Quand il a décidé, en 2007, d’envoyer un livre toutes les deux semaines à Stephen Harper (101 lettres à un premier ministre, XYZ, 2011), le romancier Yann Martel disait vouloir, par ce geste, faire comprendre au premier ministre ce qui donne sens à la « civilisation canadienne », ce qui constitue les fondements de l’expérience humaine, bien avant le développement économique, qui ne devrait être considéré que comme un moyen au service d’une fin supérieure.
D’aucuns, à l’époque, ont raillé l’entreprise de Martel en qualifiant ce dernier d’artiste rêveur, niaisement étranger aux « vraies affaires ». L’écrivain avait pourtant un grand prédécesseur : John Maynard Keynes. Le plus célèbre économiste du XXe siècle a rêvé, sa vie durant, de voir s’effacer le « problème économique » afin que l’humanité puisse enfin se consacrer à « d’autres affaires d’une portée plus grande et plus permanente », comme les arts et la science, ainsi que l’explique l’économiste Ianik Marcil en préface à L’âge économique, un recueil d’essais de Claude Vaillancourt. « Dans ce futur radieux, continue Marcil, les économistes auraient donc un modeste rôle technique et n’occuperaient pas la place démesurée que ces spécialistes ont aujourd’hui dans l’espace public. »
Une dangereuse obsession
Romancier, professeur de littérature au collégial, président d’Attac-Québec (Association pour la taxation des transactions financières et pour l’aide aux citoyens) et collaborateur à la revue de gauche À bâbord !, Claude Vaillancourt fait le triste constat, dans L’âge économique, de l’échec du rêve keynésien. Dans notre monde, l’économie, qui devrait être une science modeste et « un aspect particulier de la politique ou de la vie en société », est devenue « une puissance, une force incontournable, une vérité indéniable à laquelle on doit tout sacrifier, la seule voie de la raison, une façon unique de penser, une logique froide et implacable qui guide les moindres décisions, un système qui s’applique désormais dans toutes les sphères de notre vie, une obsession ».

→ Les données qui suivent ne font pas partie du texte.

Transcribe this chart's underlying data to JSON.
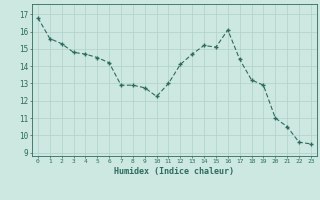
{
  "x": [
    0,
    1,
    2,
    3,
    4,
    5,
    6,
    7,
    8,
    9,
    10,
    11,
    12,
    13,
    14,
    15,
    16,
    17,
    18,
    19,
    20,
    21,
    22,
    23
  ],
  "y": [
    16.8,
    15.6,
    15.3,
    14.8,
    14.7,
    14.5,
    14.2,
    12.9,
    12.9,
    12.75,
    12.25,
    13.0,
    14.1,
    14.7,
    15.2,
    15.1,
    16.1,
    14.4,
    13.2,
    12.9,
    11.0,
    10.5,
    9.6,
    9.5
  ],
  "line_color": "#2e6b5e",
  "marker": "+",
  "bg_color": "#cce8e0",
  "grid_color": "#b0d0c8",
  "xlabel": "Humidex (Indice chaleur)",
  "ytick_labels": [
    "9",
    "10",
    "11",
    "12",
    "13",
    "14",
    "15",
    "16",
    "17"
  ],
  "ytick_vals": [
    9,
    10,
    11,
    12,
    13,
    14,
    15,
    16,
    17
  ],
  "ylim": [
    8.8,
    17.6
  ],
  "xlim": [
    -0.5,
    23.5
  ],
  "xtick_labels": [
    "0",
    "1",
    "2",
    "3",
    "4",
    "5",
    "6",
    "7",
    "8",
    "9",
    "10",
    "11",
    "12",
    "13",
    "14",
    "15",
    "16",
    "17",
    "18",
    "19",
    "20",
    "21",
    "22",
    "23"
  ]
}
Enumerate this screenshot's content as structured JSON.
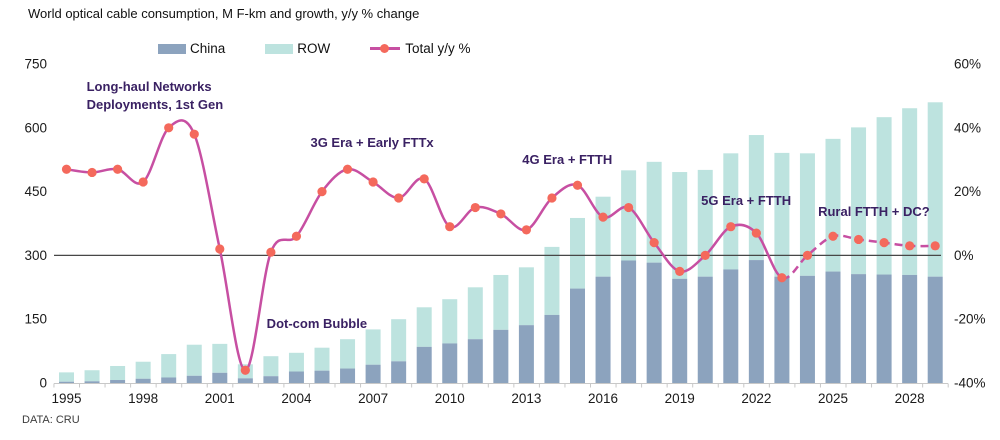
{
  "page": {
    "title": "World optical cable consumption, M F-km and growth, y/y % change",
    "source": "DATA: CRU"
  },
  "legend": [
    {
      "label": "China",
      "color": "#8CA3BE"
    },
    {
      "label": "ROW",
      "color": "#BDE3DF"
    },
    {
      "label": "Total y/y %",
      "color": "#C74FA2",
      "marker": "#F4695C"
    }
  ],
  "chart_data": {
    "type": "bar",
    "title": "World optical cable consumption, M F-km and growth, y/y % change",
    "x": [
      1995,
      1996,
      1997,
      1998,
      1999,
      2000,
      2001,
      2002,
      2003,
      2004,
      2005,
      2006,
      2007,
      2008,
      2009,
      2010,
      2011,
      2012,
      2013,
      2014,
      2015,
      2016,
      2017,
      2018,
      2019,
      2020,
      2021,
      2022,
      2023,
      2024,
      2025,
      2026,
      2027,
      2028,
      2029
    ],
    "series": [
      {
        "name": "China",
        "type": "bar",
        "stack": true,
        "color": "#8CA3BE",
        "values": [
          3,
          4,
          7,
          10,
          13,
          17,
          24,
          11,
          16,
          27,
          29,
          34,
          43,
          51,
          85,
          93,
          103,
          125,
          136,
          160,
          222,
          250,
          288,
          283,
          245,
          250,
          267,
          289,
          250,
          252,
          262,
          256,
          255,
          254,
          250
        ]
      },
      {
        "name": "ROW",
        "type": "bar",
        "stack": true,
        "color": "#BDE3DF",
        "values": [
          22,
          26,
          33,
          40,
          55,
          73,
          68,
          33,
          47,
          44,
          54,
          69,
          83,
          99,
          93,
          104,
          122,
          129,
          136,
          160,
          166,
          188,
          212,
          237,
          251,
          251,
          273,
          294,
          291,
          288,
          312,
          345,
          370,
          392,
          410
        ]
      },
      {
        "name": "Total y/y %",
        "type": "line",
        "axis": "right",
        "color": "#C74FA2",
        "marker_color": "#F4695C",
        "dashed_from_x": 2023,
        "values": [
          27,
          26,
          27,
          23,
          40,
          38,
          2,
          -36,
          1,
          6,
          20,
          27,
          23,
          18,
          24,
          9,
          15,
          13,
          8,
          18,
          22,
          12,
          15,
          4,
          -5,
          0,
          9,
          7,
          -7,
          0,
          6,
          5,
          4,
          3,
          3
        ]
      }
    ],
    "axis_left": {
      "min": 0,
      "max": 750,
      "ticks": [
        0,
        150,
        300,
        450,
        600,
        750
      ],
      "tick_labels": [
        "0",
        "150",
        "300",
        "450",
        "600",
        "750"
      ]
    },
    "axis_right": {
      "min": -40,
      "max": 60,
      "ticks": [
        -40,
        -20,
        0,
        20,
        40,
        60
      ],
      "tick_labels": [
        "-40%",
        "-20%",
        "0%",
        "20%",
        "40%",
        "60%"
      ],
      "zero_line": true
    },
    "x_tick_labels": [
      "1995",
      "1998",
      "2001",
      "2004",
      "2007",
      "2010",
      "2013",
      "2016",
      "2019",
      "2022",
      "2025",
      "2028"
    ],
    "grid": "off",
    "legend_position": "top",
    "annotations": [
      {
        "text": "Long-haul Networks\nDeployments, 1st Gen",
        "year": 1998.46,
        "pct": 50
      },
      {
        "text": "3G Era + Early FTTx",
        "year": 2006.96,
        "pct": 35.2
      },
      {
        "text": "4G Era + FTTH",
        "year": 2014.6,
        "pct": 29.9
      },
      {
        "text": "5G Era + FTTH",
        "year": 2021.6,
        "pct": 17.1
      },
      {
        "text": "Rural FTTH + DC?",
        "year": 2026.6,
        "pct": 13.6
      },
      {
        "text": "Dot-com Bubble",
        "year": 2004.8,
        "pct": -21.5
      }
    ]
  }
}
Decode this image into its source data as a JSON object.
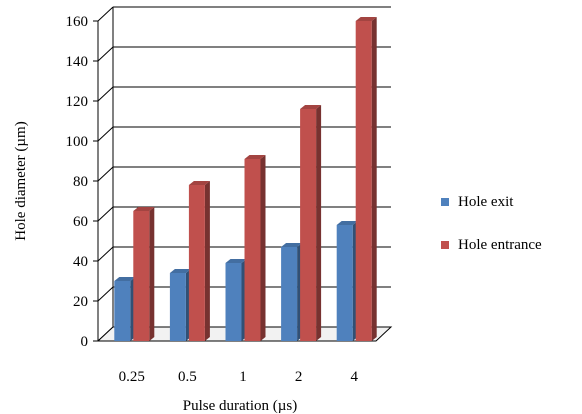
{
  "chart_data": {
    "type": "bar",
    "title": "",
    "xlabel": "Pulse duration  (µs)",
    "ylabel": "Hole diameter  (µm)",
    "categories": [
      "0.25",
      "0.5",
      "1",
      "2",
      "4"
    ],
    "ylim": [
      0,
      160
    ],
    "yticks": [
      0,
      20,
      40,
      60,
      80,
      100,
      120,
      140,
      160
    ],
    "grid": true,
    "three_d": true,
    "legend_position": "right",
    "series": [
      {
        "name": "Hole exit",
        "color": "#4f81bd",
        "values": [
          30,
          34,
          39,
          47,
          58
        ]
      },
      {
        "name": "Hole entrance",
        "color": "#c0504d",
        "values": [
          65,
          78,
          91,
          116,
          160
        ]
      }
    ]
  }
}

Pire encore, l’économie qui domine n’est pas la science en débat de l’art de gérer la richesse, mais la seule version dite néoclassique ou ultralibérale de cette science qui impose, résume Ianik Marcil, « la domination sans partage de la valeur commerciale » et « la prépondérance du calcul économique qui s’immisce dans toutes les sphères de notre vie ».

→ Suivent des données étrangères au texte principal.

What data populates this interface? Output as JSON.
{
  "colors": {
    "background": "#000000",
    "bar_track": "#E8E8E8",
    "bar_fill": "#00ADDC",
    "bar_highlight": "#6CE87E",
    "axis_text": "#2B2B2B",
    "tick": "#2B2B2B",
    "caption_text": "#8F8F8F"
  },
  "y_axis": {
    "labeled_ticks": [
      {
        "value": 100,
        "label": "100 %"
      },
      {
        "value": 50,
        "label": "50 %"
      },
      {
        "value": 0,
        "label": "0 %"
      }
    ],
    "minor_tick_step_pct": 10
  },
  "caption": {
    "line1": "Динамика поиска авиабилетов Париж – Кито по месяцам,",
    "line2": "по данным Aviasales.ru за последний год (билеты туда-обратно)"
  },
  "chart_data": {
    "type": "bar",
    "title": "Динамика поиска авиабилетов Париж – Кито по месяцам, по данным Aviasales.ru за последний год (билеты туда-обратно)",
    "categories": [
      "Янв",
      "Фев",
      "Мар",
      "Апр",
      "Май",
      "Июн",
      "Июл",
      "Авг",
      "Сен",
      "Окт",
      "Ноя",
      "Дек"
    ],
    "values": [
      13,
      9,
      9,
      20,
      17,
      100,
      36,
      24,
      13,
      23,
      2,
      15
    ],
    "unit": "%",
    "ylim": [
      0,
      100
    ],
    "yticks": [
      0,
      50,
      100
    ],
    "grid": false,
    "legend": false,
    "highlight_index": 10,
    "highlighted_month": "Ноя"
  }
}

Les accords de commerce libre-échangistes donnent le pouvoir aux entreprises dans les relations internationales et, quant aux réglementations nationales, le monde de l’art est soumis à la logique marchande qui veut que « les films, la musique et les livres s’évaluent selon les ventes », l’univers scolaire subit d’incessantes évaluations de type managérial, « même la vie intime, l’amitié, les émotions et les idées doivent obéir à la loi des chiffres » sur les réseaux sociaux.

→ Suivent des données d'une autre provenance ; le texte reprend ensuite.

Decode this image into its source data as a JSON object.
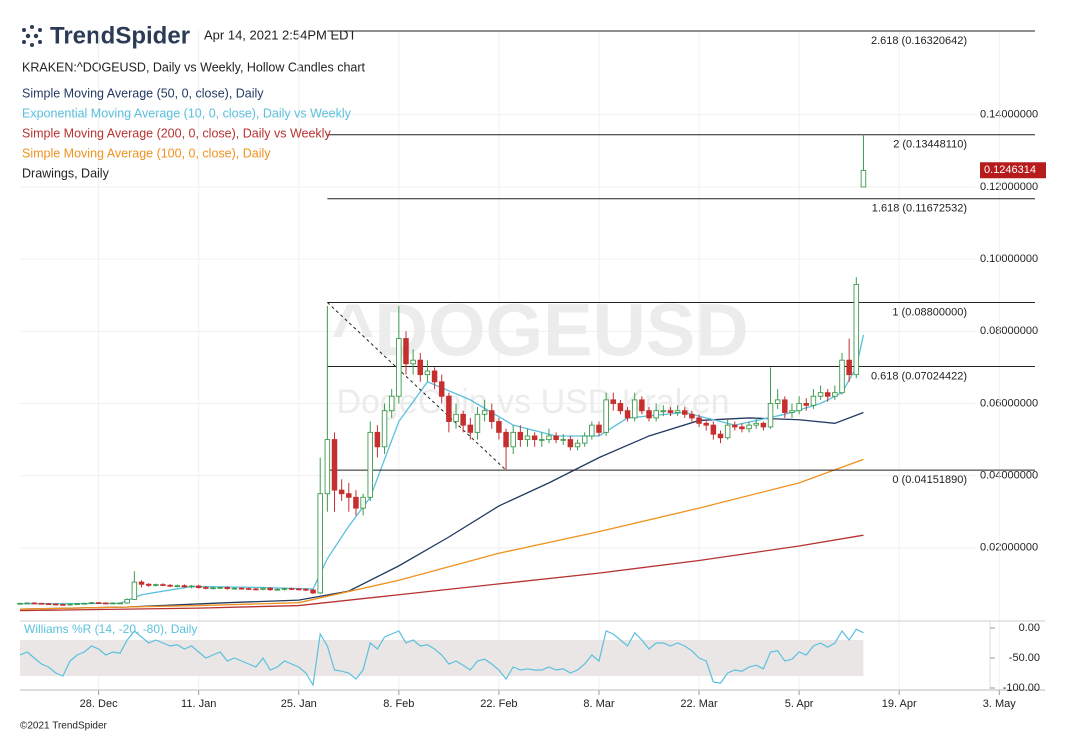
{
  "header": {
    "logo": "TrendSpider",
    "timestamp": "Apr 14, 2021 2:54PM EDT",
    "footer": "©2021 TrendSpider"
  },
  "chart_data": {
    "type": "candlestick",
    "title": "KRAKEN:^DOGEUSD, Daily vs Weekly, Hollow Candles chart",
    "watermark": "^DOGEUSD",
    "watermark_subtitle": "DogeCoin vs USD Kraken",
    "x": [
      "Dec 17",
      "Dec 18",
      "Dec 19",
      "Dec 20",
      "Dec 21",
      "Dec 22",
      "Dec 23",
      "Dec 24",
      "Dec 25",
      "Dec 26",
      "Dec 27",
      "Dec 28",
      "Dec 29",
      "Dec 30",
      "Dec 31",
      "Jan 1",
      "Jan 2",
      "Jan 3",
      "Jan 4",
      "Jan 5",
      "Jan 6",
      "Jan 7",
      "Jan 8",
      "Jan 9",
      "Jan 10",
      "Jan 11",
      "Jan 12",
      "Jan 13",
      "Jan 14",
      "Jan 15",
      "Jan 16",
      "Jan 17",
      "Jan 18",
      "Jan 19",
      "Jan 20",
      "Jan 21",
      "Jan 22",
      "Jan 23",
      "Jan 24",
      "Jan 25",
      "Jan 26",
      "Jan 27",
      "Jan 28",
      "Jan 29",
      "Jan 30",
      "Jan 31",
      "Feb 1",
      "Feb 2",
      "Feb 3",
      "Feb 4",
      "Feb 5",
      "Feb 6",
      "Feb 7",
      "Feb 8",
      "Feb 9",
      "Feb 10",
      "Feb 11",
      "Feb 12",
      "Feb 13",
      "Feb 14",
      "Feb 15",
      "Feb 16",
      "Feb 17",
      "Feb 18",
      "Feb 19",
      "Feb 20",
      "Feb 21",
      "Feb 22",
      "Feb 23",
      "Feb 24",
      "Feb 25",
      "Feb 26",
      "Feb 27",
      "Feb 28",
      "Mar 1",
      "Mar 2",
      "Mar 3",
      "Mar 4",
      "Mar 5",
      "Mar 6",
      "Mar 7",
      "Mar 8",
      "Mar 9",
      "Mar 10",
      "Mar 11",
      "Mar 12",
      "Mar 13",
      "Mar 14",
      "Mar 15",
      "Mar 16",
      "Mar 17",
      "Mar 18",
      "Mar 19",
      "Mar 20",
      "Mar 21",
      "Mar 22",
      "Mar 23",
      "Mar 24",
      "Mar 25",
      "Mar 26",
      "Mar 27",
      "Mar 28",
      "Mar 29",
      "Mar 30",
      "Mar 31",
      "Apr 1",
      "Apr 2",
      "Apr 3",
      "Apr 4",
      "Apr 5",
      "Apr 6",
      "Apr 7",
      "Apr 8",
      "Apr 9",
      "Apr 10",
      "Apr 11",
      "Apr 12",
      "Apr 13",
      "Apr 14"
    ],
    "open": [
      0.0045,
      0.0046,
      0.0047,
      0.0046,
      0.0045,
      0.0044,
      0.0043,
      0.0042,
      0.0044,
      0.0045,
      0.0046,
      0.0048,
      0.0047,
      0.0046,
      0.0047,
      0.0047,
      0.0057,
      0.0105,
      0.0099,
      0.0096,
      0.0098,
      0.0096,
      0.0094,
      0.0095,
      0.0092,
      0.0094,
      0.009,
      0.0088,
      0.0089,
      0.009,
      0.0087,
      0.0088,
      0.0087,
      0.0086,
      0.0085,
      0.0088,
      0.0084,
      0.0085,
      0.0087,
      0.0086,
      0.0085,
      0.0083,
      0.0075,
      0.035,
      0.05,
      0.036,
      0.035,
      0.034,
      0.031,
      0.034,
      0.052,
      0.048,
      0.058,
      0.062,
      0.078,
      0.071,
      0.072,
      0.068,
      0.069,
      0.066,
      0.062,
      0.055,
      0.057,
      0.054,
      0.052,
      0.057,
      0.058,
      0.055,
      0.052,
      0.048,
      0.052,
      0.05,
      0.051,
      0.05,
      0.05,
      0.051,
      0.05,
      0.05,
      0.048,
      0.049,
      0.051,
      0.054,
      0.052,
      0.061,
      0.06,
      0.058,
      0.056,
      0.061,
      0.058,
      0.056,
      0.058,
      0.058,
      0.0575,
      0.058,
      0.057,
      0.056,
      0.0545,
      0.054,
      0.0515,
      0.0505,
      0.054,
      0.0535,
      0.053,
      0.054,
      0.0545,
      0.0535,
      0.06,
      0.061,
      0.0575,
      0.058,
      0.06,
      0.0595,
      0.062,
      0.063,
      0.062,
      0.063,
      0.072,
      0.068,
      0.12
    ],
    "high": [
      0.0048,
      0.0049,
      0.0049,
      0.0048,
      0.0047,
      0.0046,
      0.0045,
      0.0046,
      0.0047,
      0.0048,
      0.005,
      0.005,
      0.0049,
      0.0049,
      0.0049,
      0.006,
      0.0135,
      0.011,
      0.0102,
      0.0101,
      0.0102,
      0.01,
      0.0098,
      0.0099,
      0.0097,
      0.0098,
      0.0094,
      0.0092,
      0.0093,
      0.0093,
      0.0091,
      0.0091,
      0.009,
      0.0089,
      0.0091,
      0.0091,
      0.0088,
      0.009,
      0.009,
      0.0089,
      0.0088,
      0.0086,
      0.045,
      0.087,
      0.052,
      0.039,
      0.038,
      0.036,
      0.035,
      0.055,
      0.054,
      0.06,
      0.064,
      0.087,
      0.08,
      0.075,
      0.074,
      0.072,
      0.07,
      0.068,
      0.063,
      0.06,
      0.058,
      0.056,
      0.059,
      0.061,
      0.06,
      0.056,
      0.053,
      0.054,
      0.054,
      0.053,
      0.052,
      0.052,
      0.053,
      0.052,
      0.0515,
      0.051,
      0.05,
      0.052,
      0.055,
      0.055,
      0.063,
      0.063,
      0.061,
      0.059,
      0.063,
      0.062,
      0.059,
      0.06,
      0.0595,
      0.059,
      0.0595,
      0.059,
      0.058,
      0.057,
      0.0555,
      0.055,
      0.0525,
      0.0555,
      0.055,
      0.0545,
      0.055,
      0.056,
      0.055,
      0.07,
      0.064,
      0.062,
      0.06,
      0.062,
      0.0615,
      0.064,
      0.065,
      0.064,
      0.065,
      0.074,
      0.078,
      0.095,
      0.1345
    ],
    "low": [
      0.0043,
      0.0044,
      0.0044,
      0.0043,
      0.0042,
      0.0041,
      0.004,
      0.004,
      0.0042,
      0.0043,
      0.0044,
      0.0045,
      0.0044,
      0.0044,
      0.0045,
      0.0045,
      0.0056,
      0.009,
      0.0092,
      0.0093,
      0.0094,
      0.0091,
      0.009,
      0.0089,
      0.0088,
      0.0087,
      0.0085,
      0.0085,
      0.0086,
      0.0084,
      0.0084,
      0.0084,
      0.0083,
      0.0082,
      0.0082,
      0.0081,
      0.0081,
      0.0082,
      0.0083,
      0.0082,
      0.008,
      0.0072,
      0.0072,
      0.03,
      0.03,
      0.033,
      0.03,
      0.029,
      0.029,
      0.033,
      0.045,
      0.046,
      0.056,
      0.06,
      0.068,
      0.068,
      0.066,
      0.066,
      0.064,
      0.06,
      0.052,
      0.053,
      0.052,
      0.05,
      0.05,
      0.055,
      0.053,
      0.05,
      0.0415,
      0.046,
      0.048,
      0.048,
      0.048,
      0.048,
      0.049,
      0.049,
      0.0485,
      0.047,
      0.047,
      0.048,
      0.05,
      0.051,
      0.051,
      0.058,
      0.057,
      0.055,
      0.055,
      0.057,
      0.055,
      0.055,
      0.0565,
      0.0565,
      0.0565,
      0.056,
      0.055,
      0.0535,
      0.0525,
      0.05,
      0.049,
      0.05,
      0.0525,
      0.052,
      0.052,
      0.053,
      0.0525,
      0.053,
      0.0585,
      0.056,
      0.056,
      0.057,
      0.058,
      0.0585,
      0.061,
      0.0605,
      0.061,
      0.0625,
      0.066,
      0.067,
      0.12
    ],
    "close": [
      0.0046,
      0.0047,
      0.0046,
      0.0045,
      0.0044,
      0.0043,
      0.0042,
      0.0044,
      0.0045,
      0.0046,
      0.0048,
      0.0047,
      0.0046,
      0.0047,
      0.0047,
      0.0057,
      0.0105,
      0.0099,
      0.0096,
      0.0098,
      0.0096,
      0.0094,
      0.0095,
      0.0092,
      0.0094,
      0.009,
      0.0088,
      0.0089,
      0.009,
      0.0087,
      0.0088,
      0.0087,
      0.0086,
      0.0085,
      0.0088,
      0.0084,
      0.0085,
      0.0087,
      0.0086,
      0.0085,
      0.0083,
      0.0075,
      0.035,
      0.05,
      0.036,
      0.035,
      0.034,
      0.031,
      0.034,
      0.052,
      0.048,
      0.058,
      0.062,
      0.078,
      0.071,
      0.072,
      0.068,
      0.069,
      0.066,
      0.062,
      0.055,
      0.057,
      0.054,
      0.052,
      0.057,
      0.058,
      0.055,
      0.052,
      0.048,
      0.052,
      0.05,
      0.051,
      0.05,
      0.05,
      0.051,
      0.05,
      0.05,
      0.048,
      0.049,
      0.051,
      0.054,
      0.052,
      0.061,
      0.06,
      0.058,
      0.056,
      0.061,
      0.058,
      0.056,
      0.058,
      0.058,
      0.0575,
      0.058,
      0.057,
      0.056,
      0.0545,
      0.054,
      0.0515,
      0.0505,
      0.054,
      0.0535,
      0.053,
      0.054,
      0.0545,
      0.0535,
      0.06,
      0.061,
      0.0575,
      0.058,
      0.06,
      0.0595,
      0.062,
      0.063,
      0.062,
      0.063,
      0.072,
      0.068,
      0.093,
      0.1246
    ],
    "up_color": "#3d9b4c",
    "down_color": "#c62f2f",
    "series": [
      {
        "name": "Simple Moving Average (50, 0, close), Daily",
        "color": "#243a63",
        "x": [
          "Dec 17",
          "Jan 1",
          "Jan 15",
          "Jan 25",
          "Feb 1",
          "Feb 8",
          "Feb 15",
          "Feb 22",
          "Mar 1",
          "Mar 8",
          "Mar 15",
          "Mar 22",
          "Mar 29",
          "Apr 5",
          "Apr 10",
          "Apr 14"
        ],
        "values": [
          0.003,
          0.0036,
          0.0048,
          0.0055,
          0.008,
          0.015,
          0.023,
          0.0316,
          0.038,
          0.045,
          0.051,
          0.0553,
          0.056,
          0.0555,
          0.0545,
          0.0575
        ]
      },
      {
        "name": "Exponential Moving Average (10, 0, close), Daily vs Weekly",
        "color": "#5bc0de",
        "x": [
          "Dec 17",
          "Dec 31",
          "Jan 3",
          "Jan 10",
          "Jan 20",
          "Jan 27",
          "Jan 29",
          "Feb 1",
          "Feb 4",
          "Feb 8",
          "Feb 12",
          "Feb 18",
          "Feb 24",
          "Mar 2",
          "Mar 8",
          "Mar 12",
          "Mar 20",
          "Mar 27",
          "Apr 3",
          "Apr 8",
          "Apr 11",
          "Apr 13",
          "Apr 14"
        ],
        "values": [
          0.0045,
          0.0046,
          0.007,
          0.0093,
          0.009,
          0.0086,
          0.017,
          0.026,
          0.034,
          0.055,
          0.066,
          0.061,
          0.054,
          0.051,
          0.051,
          0.056,
          0.0575,
          0.054,
          0.057,
          0.06,
          0.063,
          0.07,
          0.079
        ]
      },
      {
        "name": "Simple Moving Average (200, 0, close), Daily vs Weekly",
        "color": "#b83232",
        "x": [
          "Dec 17",
          "Jan 11",
          "Jan 25",
          "Feb 8",
          "Feb 22",
          "Mar 8",
          "Mar 22",
          "Apr 5",
          "Apr 14"
        ],
        "values": [
          0.0026,
          0.0033,
          0.004,
          0.007,
          0.01,
          0.013,
          0.0165,
          0.0205,
          0.0235
        ]
      },
      {
        "name": "Simple Moving Average (100, 0, close), Daily",
        "color": "#f0921e",
        "x": [
          "Dec 17",
          "Jan 11",
          "Jan 25",
          "Feb 8",
          "Feb 22",
          "Mar 8",
          "Mar 22",
          "Apr 5",
          "Apr 14"
        ],
        "values": [
          0.003,
          0.004,
          0.0048,
          0.011,
          0.0185,
          0.0245,
          0.031,
          0.038,
          0.0445
        ]
      }
    ],
    "drawings": {
      "name": "Drawings, Daily",
      "color": "#222222",
      "fibonacci": [
        {
          "label": "2.618 (0.16320642)",
          "value": 0.16320642
        },
        {
          "label": "2 (0.13448110)",
          "value": 0.1344811
        },
        {
          "label": "1.618 (0.11672532)",
          "value": 0.11672532
        },
        {
          "label": "1 (0.08800000)",
          "value": 0.088
        },
        {
          "label": "0.618 (0.07024422)",
          "value": 0.07024422
        },
        {
          "label": "0 (0.04151890)",
          "value": 0.0415189
        }
      ],
      "anchor": {
        "x": [
          "Jan 29",
          "Feb 23"
        ],
        "values": [
          0.088,
          0.0415189
        ]
      }
    },
    "last_price": 0.1246314,
    "last_price_color": "#b71c1c",
    "xlim": [
      "Dec 17",
      "May 8"
    ],
    "xticks": [
      {
        "value": "Dec 28",
        "label": "28. Dec"
      },
      {
        "value": "Jan 11",
        "label": "11. Jan"
      },
      {
        "value": "Jan 25",
        "label": "25. Jan"
      },
      {
        "value": "Feb 8",
        "label": "8. Feb"
      },
      {
        "value": "Feb 22",
        "label": "22. Feb"
      },
      {
        "value": "Mar 8",
        "label": "8. Mar"
      },
      {
        "value": "Mar 22",
        "label": "22. Mar"
      },
      {
        "value": "Apr 5",
        "label": "5. Apr"
      },
      {
        "value": "Apr 19",
        "label": "19. Apr"
      },
      {
        "value": "May 3",
        "label": "3. May"
      }
    ],
    "ylim": [
      0,
      0.1635
    ],
    "yticks": [
      {
        "value": 0.02,
        "label": "0.02000000"
      },
      {
        "value": 0.04,
        "label": "0.04000000"
      },
      {
        "value": 0.06,
        "label": "0.06000000"
      },
      {
        "value": 0.08,
        "label": "0.08000000"
      },
      {
        "value": 0.1,
        "label": "0.10000000"
      },
      {
        "value": 0.12,
        "label": "0.12000000"
      },
      {
        "value": 0.14,
        "label": "0.14000000"
      }
    ],
    "grid": true,
    "indicator": {
      "name": "Williams %R (14, -20, -80), Daily",
      "color": "#5bc0de",
      "band_color": "#ebe6e6",
      "band": [
        -80,
        -20
      ],
      "ylim": [
        -100,
        0
      ],
      "yticks": [
        {
          "value": 0,
          "label": "0.00"
        },
        {
          "value": -50,
          "label": "-50.00"
        },
        {
          "value": -100,
          "label": "-100.00"
        }
      ],
      "values": [
        -45,
        -40,
        -50,
        -60,
        -65,
        -75,
        -80,
        -55,
        -45,
        -40,
        -30,
        -35,
        -45,
        -40,
        -42,
        -20,
        -5,
        -15,
        -25,
        -20,
        -25,
        -30,
        -28,
        -35,
        -30,
        -40,
        -50,
        -45,
        -40,
        -55,
        -50,
        -55,
        -60,
        -65,
        -50,
        -70,
        -65,
        -55,
        -60,
        -65,
        -75,
        -95,
        -10,
        -30,
        -70,
        -72,
        -75,
        -85,
        -70,
        -25,
        -35,
        -15,
        -10,
        -5,
        -25,
        -20,
        -30,
        -28,
        -35,
        -45,
        -60,
        -55,
        -62,
        -70,
        -55,
        -52,
        -60,
        -70,
        -85,
        -65,
        -70,
        -68,
        -70,
        -70,
        -65,
        -70,
        -68,
        -75,
        -70,
        -60,
        -45,
        -55,
        -5,
        -10,
        -20,
        -30,
        -8,
        -20,
        -35,
        -25,
        -25,
        -30,
        -25,
        -30,
        -38,
        -50,
        -55,
        -90,
        -92,
        -75,
        -70,
        -72,
        -65,
        -62,
        -68,
        -40,
        -38,
        -55,
        -52,
        -40,
        -45,
        -30,
        -25,
        -32,
        -25,
        -5,
        -20,
        -2,
        -8
      ]
    }
  }
}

Au mépris des inégalités sociales qui grimpent et des inquiétudes environnementales, « l’enrichissement des individus, la consommation, l’exploitation des ressources naturelles et la croissance s’accomplissent de façon exponentielle dans une multiplication constante, sans que l’on envisage rien de sérieux pour stopper ce mouvement fou », se désole Vaillancourt.